NOT FLOORING YOUR LOANS


Biblical floods, plagues of cicadas, earthquakes, tsunamis and Justin Bieber are all signs that the end may be near. Forget the end of the Mayan calendar in 2012, all this strife almost makes us concerned that those billboards telling us to "Save the Date" for the end of the world on May 21st could be right. While we did feel stupid putting the Apocalypse in our Outlook calendar, we figured that if we took the time to put ALCO meetings in there, noting the Rapture was probably worth the effort for planning purposes.
Speaking of ALCO, while this may seem trivial compared to mass cataclysm, we would like to discuss the fine art of putting floors on your loans. While we are big fans of using loan floors to protect margin, the last time you really heard us preach this was during 2007 through early 2009 when rates were dropping. Since 2009, banks that set a floor at or above the initial rate could be in for a rude awakening as rates begin to rise and wider current margins begin to erode. You see, the time to utilize floors is when rates are falling, as their value is high. Now that rates are expected to rise, embedding floors has a much lower value and starts to work against community banks.
Consider two credit-identical 5Y loans. Loan A is at Prime + 1% with a floor of 5.5%. Loan B is at Prime + 50bp with a floor of 6%. Which loan would you rather have? It is hard to tell unless you have a profitability model that prices loans such as our BIGProfit model, so you can quantify the value of the floor against the future path of rates. A model helps clearly answer the question.
If you are utilizing such a model, you can immediately see the value difference in the two loans. The Prime + 1% loan lifts off of the 5.50% floor this coming Feb (assuming no Rapture), while the loan with the 6% floor takes until Mar of 2013 (assuming no Mayan end). Thus, if you thought these loans were going to prepay, you would rather have Loan B because of the higher floor. If you are able to get prepayment protection (hard to do with floating rate) or you thought the loan was going to be outstanding longer, you would rather have Loan A, as the wider margin will create more value over the longer term.
To add another layer of complication, Loan B, with its higher floor, has a higher probability of prepayment. A loan stuck at a 6% floor is a perfect marketing target for another bank. Luckily, during this past cycle, prepayments on quality commercial loans have slowed from an average of 13% to 6%. This is yet another factor to take into consideration when pricing a loan - how long it will be around. When including floors, the optionality of the floor must be taken into account, as well as the optionality of the prepayment. The low value of these floors is one reason why large banks such rarely offer floors these days.
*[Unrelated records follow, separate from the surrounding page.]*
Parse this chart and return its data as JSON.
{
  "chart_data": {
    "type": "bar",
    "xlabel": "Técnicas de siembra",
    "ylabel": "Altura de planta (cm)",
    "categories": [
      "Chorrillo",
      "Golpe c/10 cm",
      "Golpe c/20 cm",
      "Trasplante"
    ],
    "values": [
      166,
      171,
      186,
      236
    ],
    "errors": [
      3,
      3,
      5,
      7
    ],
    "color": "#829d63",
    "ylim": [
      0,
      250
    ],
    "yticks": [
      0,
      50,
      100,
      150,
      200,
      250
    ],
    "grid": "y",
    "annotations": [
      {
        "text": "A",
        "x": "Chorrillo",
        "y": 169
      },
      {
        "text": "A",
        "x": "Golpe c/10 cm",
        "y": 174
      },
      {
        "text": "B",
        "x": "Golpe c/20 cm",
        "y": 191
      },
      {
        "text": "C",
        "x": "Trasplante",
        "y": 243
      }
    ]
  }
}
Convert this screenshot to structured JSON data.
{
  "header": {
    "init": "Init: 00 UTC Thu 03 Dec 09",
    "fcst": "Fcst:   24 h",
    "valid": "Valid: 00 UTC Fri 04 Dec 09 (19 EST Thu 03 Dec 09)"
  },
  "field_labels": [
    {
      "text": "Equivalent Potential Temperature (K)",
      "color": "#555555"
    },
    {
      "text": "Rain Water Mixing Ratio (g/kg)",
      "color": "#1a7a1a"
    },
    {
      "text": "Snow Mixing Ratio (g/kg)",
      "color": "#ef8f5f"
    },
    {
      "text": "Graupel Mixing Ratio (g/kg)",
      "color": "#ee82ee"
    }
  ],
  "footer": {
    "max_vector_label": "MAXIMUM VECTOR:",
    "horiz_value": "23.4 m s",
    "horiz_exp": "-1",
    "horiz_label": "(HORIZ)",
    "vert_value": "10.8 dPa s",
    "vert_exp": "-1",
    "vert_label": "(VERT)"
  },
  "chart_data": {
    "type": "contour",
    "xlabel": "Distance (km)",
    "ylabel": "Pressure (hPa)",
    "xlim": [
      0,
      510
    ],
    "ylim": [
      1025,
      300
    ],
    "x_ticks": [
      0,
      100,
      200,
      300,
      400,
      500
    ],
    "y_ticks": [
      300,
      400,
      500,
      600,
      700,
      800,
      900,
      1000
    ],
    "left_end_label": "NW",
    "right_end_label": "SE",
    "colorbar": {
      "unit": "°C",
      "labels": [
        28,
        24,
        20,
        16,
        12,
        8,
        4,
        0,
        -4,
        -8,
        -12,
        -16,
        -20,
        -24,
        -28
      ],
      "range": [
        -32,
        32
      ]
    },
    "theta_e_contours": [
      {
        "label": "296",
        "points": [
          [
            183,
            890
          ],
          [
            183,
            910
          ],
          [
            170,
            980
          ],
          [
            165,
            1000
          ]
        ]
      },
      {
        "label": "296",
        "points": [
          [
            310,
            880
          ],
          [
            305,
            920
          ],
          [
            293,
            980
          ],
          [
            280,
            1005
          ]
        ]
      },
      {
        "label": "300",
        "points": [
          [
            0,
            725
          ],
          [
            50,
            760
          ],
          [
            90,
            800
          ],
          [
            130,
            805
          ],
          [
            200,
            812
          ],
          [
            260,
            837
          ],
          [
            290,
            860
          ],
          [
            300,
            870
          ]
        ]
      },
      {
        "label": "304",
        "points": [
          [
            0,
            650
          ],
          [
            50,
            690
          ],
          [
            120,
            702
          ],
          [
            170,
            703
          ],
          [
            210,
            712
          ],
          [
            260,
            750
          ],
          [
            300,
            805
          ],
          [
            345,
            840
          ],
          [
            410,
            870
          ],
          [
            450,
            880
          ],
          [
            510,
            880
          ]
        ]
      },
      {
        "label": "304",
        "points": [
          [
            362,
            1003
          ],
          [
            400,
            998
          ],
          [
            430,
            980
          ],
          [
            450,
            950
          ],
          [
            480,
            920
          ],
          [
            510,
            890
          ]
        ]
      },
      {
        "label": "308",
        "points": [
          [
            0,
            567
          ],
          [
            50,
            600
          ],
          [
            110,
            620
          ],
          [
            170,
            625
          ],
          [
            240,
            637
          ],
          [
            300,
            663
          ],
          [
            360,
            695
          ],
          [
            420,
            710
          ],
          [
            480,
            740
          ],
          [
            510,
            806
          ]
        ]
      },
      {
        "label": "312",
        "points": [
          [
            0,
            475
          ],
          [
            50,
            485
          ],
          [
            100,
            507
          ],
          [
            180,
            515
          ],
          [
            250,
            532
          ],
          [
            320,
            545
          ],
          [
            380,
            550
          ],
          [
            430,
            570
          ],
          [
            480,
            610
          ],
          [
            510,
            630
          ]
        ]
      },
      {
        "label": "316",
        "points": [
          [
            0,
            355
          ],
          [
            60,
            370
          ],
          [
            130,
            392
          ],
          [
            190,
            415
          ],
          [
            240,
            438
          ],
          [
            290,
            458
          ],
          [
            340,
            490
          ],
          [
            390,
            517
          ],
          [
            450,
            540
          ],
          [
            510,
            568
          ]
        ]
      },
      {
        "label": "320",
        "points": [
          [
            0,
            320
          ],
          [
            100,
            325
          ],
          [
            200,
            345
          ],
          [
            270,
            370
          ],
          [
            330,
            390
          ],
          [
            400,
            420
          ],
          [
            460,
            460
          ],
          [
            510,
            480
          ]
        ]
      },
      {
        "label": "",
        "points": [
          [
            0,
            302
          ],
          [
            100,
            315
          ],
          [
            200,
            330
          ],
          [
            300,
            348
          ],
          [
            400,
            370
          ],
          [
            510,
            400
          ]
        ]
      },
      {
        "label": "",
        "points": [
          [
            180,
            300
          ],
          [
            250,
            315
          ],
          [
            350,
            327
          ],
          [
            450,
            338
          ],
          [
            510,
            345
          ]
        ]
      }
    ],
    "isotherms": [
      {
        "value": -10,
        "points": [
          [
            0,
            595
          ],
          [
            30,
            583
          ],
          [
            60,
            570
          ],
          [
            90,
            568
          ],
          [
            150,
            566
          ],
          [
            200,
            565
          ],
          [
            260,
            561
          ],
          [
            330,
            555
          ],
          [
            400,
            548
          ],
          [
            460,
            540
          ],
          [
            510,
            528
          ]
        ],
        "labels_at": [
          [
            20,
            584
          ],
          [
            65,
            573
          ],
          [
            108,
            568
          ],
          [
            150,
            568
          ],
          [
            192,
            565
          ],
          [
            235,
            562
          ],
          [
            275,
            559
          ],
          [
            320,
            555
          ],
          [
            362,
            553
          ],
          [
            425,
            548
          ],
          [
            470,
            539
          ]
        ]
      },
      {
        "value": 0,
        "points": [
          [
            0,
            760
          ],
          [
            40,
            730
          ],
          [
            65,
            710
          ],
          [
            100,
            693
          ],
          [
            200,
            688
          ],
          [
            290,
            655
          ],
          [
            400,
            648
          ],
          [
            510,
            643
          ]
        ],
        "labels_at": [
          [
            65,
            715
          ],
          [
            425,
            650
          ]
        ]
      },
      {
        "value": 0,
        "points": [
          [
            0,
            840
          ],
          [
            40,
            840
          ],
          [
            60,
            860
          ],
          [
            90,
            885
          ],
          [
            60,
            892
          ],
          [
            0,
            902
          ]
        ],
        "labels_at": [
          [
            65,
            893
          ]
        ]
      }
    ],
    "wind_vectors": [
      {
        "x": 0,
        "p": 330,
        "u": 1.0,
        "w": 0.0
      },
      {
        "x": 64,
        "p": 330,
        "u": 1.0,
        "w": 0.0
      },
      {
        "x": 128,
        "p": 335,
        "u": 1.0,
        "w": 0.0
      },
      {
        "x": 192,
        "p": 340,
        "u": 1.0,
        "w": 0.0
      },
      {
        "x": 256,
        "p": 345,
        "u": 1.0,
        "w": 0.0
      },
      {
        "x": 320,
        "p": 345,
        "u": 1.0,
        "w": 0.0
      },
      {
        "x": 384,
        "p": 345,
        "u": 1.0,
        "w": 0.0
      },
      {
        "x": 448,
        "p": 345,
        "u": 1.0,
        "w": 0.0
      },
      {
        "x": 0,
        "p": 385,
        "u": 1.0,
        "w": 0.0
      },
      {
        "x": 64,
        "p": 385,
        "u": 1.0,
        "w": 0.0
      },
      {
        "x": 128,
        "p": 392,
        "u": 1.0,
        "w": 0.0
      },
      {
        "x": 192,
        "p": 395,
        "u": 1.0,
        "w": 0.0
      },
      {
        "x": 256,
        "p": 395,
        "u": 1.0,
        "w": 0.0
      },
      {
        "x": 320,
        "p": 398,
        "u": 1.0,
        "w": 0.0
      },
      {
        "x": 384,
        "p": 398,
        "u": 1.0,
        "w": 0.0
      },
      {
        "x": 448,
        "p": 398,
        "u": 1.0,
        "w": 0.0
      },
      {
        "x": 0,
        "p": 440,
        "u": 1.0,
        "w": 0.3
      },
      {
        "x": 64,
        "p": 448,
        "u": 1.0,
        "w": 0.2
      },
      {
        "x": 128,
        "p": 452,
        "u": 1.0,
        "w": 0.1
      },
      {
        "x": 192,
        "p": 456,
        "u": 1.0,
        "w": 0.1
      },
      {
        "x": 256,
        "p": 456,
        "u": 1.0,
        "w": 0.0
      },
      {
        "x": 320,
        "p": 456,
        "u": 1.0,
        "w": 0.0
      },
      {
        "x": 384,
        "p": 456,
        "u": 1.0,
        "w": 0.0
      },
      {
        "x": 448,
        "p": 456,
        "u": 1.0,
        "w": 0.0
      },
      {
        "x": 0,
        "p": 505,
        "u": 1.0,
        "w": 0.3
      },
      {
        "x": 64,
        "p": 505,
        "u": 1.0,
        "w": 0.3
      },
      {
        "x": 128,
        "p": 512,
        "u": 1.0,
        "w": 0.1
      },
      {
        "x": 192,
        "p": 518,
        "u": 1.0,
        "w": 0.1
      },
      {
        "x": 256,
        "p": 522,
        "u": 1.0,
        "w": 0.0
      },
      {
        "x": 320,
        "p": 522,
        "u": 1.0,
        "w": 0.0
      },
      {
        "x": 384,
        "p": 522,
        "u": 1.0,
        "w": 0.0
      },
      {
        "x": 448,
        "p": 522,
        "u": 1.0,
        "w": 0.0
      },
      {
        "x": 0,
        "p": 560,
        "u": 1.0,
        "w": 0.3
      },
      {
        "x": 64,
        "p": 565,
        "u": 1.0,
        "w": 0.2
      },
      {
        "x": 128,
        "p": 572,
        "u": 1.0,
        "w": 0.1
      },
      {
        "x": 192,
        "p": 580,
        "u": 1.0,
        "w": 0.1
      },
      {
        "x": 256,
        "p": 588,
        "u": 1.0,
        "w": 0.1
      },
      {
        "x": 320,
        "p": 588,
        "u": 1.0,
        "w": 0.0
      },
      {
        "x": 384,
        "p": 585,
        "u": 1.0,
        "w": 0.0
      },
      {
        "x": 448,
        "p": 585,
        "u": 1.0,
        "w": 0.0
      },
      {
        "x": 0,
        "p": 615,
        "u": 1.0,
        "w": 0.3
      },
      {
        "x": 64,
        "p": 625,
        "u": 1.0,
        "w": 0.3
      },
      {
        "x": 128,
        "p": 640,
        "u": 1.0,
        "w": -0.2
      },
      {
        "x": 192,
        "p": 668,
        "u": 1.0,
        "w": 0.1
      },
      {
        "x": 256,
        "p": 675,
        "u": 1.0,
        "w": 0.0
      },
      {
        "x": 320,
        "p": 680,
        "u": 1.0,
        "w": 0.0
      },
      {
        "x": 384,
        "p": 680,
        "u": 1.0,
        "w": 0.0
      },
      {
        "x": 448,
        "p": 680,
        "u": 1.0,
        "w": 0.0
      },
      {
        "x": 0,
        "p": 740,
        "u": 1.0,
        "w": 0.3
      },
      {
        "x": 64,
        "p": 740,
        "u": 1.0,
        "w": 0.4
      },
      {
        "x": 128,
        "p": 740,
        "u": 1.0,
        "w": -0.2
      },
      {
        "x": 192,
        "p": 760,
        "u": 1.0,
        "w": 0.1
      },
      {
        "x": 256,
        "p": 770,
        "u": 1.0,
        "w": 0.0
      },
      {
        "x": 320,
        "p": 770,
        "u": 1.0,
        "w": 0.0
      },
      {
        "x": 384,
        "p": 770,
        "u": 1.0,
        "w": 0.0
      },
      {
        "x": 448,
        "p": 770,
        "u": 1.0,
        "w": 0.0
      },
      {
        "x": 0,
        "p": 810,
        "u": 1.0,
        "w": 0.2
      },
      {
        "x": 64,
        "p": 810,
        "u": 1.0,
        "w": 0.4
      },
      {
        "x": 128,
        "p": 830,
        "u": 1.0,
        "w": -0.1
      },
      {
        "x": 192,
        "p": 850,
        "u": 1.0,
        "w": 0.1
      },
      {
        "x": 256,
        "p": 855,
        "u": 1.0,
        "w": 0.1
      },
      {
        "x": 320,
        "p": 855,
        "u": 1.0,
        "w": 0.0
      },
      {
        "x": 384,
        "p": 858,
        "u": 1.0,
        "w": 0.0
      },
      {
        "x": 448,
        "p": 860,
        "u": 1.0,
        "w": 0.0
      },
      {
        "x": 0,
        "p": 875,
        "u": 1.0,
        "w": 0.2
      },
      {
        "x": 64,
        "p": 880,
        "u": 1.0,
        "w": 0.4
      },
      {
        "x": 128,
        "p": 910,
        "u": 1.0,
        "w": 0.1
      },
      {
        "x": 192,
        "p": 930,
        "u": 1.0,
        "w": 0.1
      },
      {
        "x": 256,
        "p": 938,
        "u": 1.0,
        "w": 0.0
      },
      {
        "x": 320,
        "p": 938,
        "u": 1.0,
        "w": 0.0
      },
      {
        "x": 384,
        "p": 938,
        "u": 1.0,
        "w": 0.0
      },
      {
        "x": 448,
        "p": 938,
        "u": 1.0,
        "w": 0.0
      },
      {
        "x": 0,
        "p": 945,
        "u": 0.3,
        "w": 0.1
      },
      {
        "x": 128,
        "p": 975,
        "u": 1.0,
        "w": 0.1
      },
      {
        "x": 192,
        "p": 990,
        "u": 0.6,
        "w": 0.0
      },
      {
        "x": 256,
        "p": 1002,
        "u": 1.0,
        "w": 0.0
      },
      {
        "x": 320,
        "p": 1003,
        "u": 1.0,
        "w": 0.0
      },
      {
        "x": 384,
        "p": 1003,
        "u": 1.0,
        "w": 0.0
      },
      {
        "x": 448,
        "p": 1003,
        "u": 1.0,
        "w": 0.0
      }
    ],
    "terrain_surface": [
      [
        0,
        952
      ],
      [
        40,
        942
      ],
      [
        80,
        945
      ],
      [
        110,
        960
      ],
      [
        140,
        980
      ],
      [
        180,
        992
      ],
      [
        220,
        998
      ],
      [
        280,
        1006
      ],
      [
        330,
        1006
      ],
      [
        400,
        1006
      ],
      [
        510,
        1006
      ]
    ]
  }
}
Trying to negotiate a floor in this environment takes up energy better devoted to trying to get wider margins or stronger loan covenants. A wider margin loan, even with a lower initial floor, will lift off sooner and provide the bank with greater cumulative cash flow. Better still; bankers can transform the fixed rate loan to a floating rate loan through our BLP program, giving you the best of all worlds. It gives your bank a floating rate loan without the swap accounting hassles and it gives the borrower a fixed rate that will serve to extend the life of the loan as rates rise. In fact, for comparative purposes, over the past several years, while CRE loans have been prepaying at 6%, banks that have utilized BLP have had just 1.2% of their loans per year prepay. That is a huge value. More important, as rates rise, that loan is less and less likely to prepay. In addition, credit continues to improve, as rising rates usually portend a stronger economy and better economic performance by borrowers and property. Conversely, un-hedged floating rate loans add refinance pressure and increase credit risk by increasing debt service cost.
Since it is Friday the 13th, we wanted to get your mind off bad luck and shift to a way to create some profitability luck. We are not sure what May 21st holds, but having a more profitable loan portfolio certainly couldn't hurt on Judgment Day.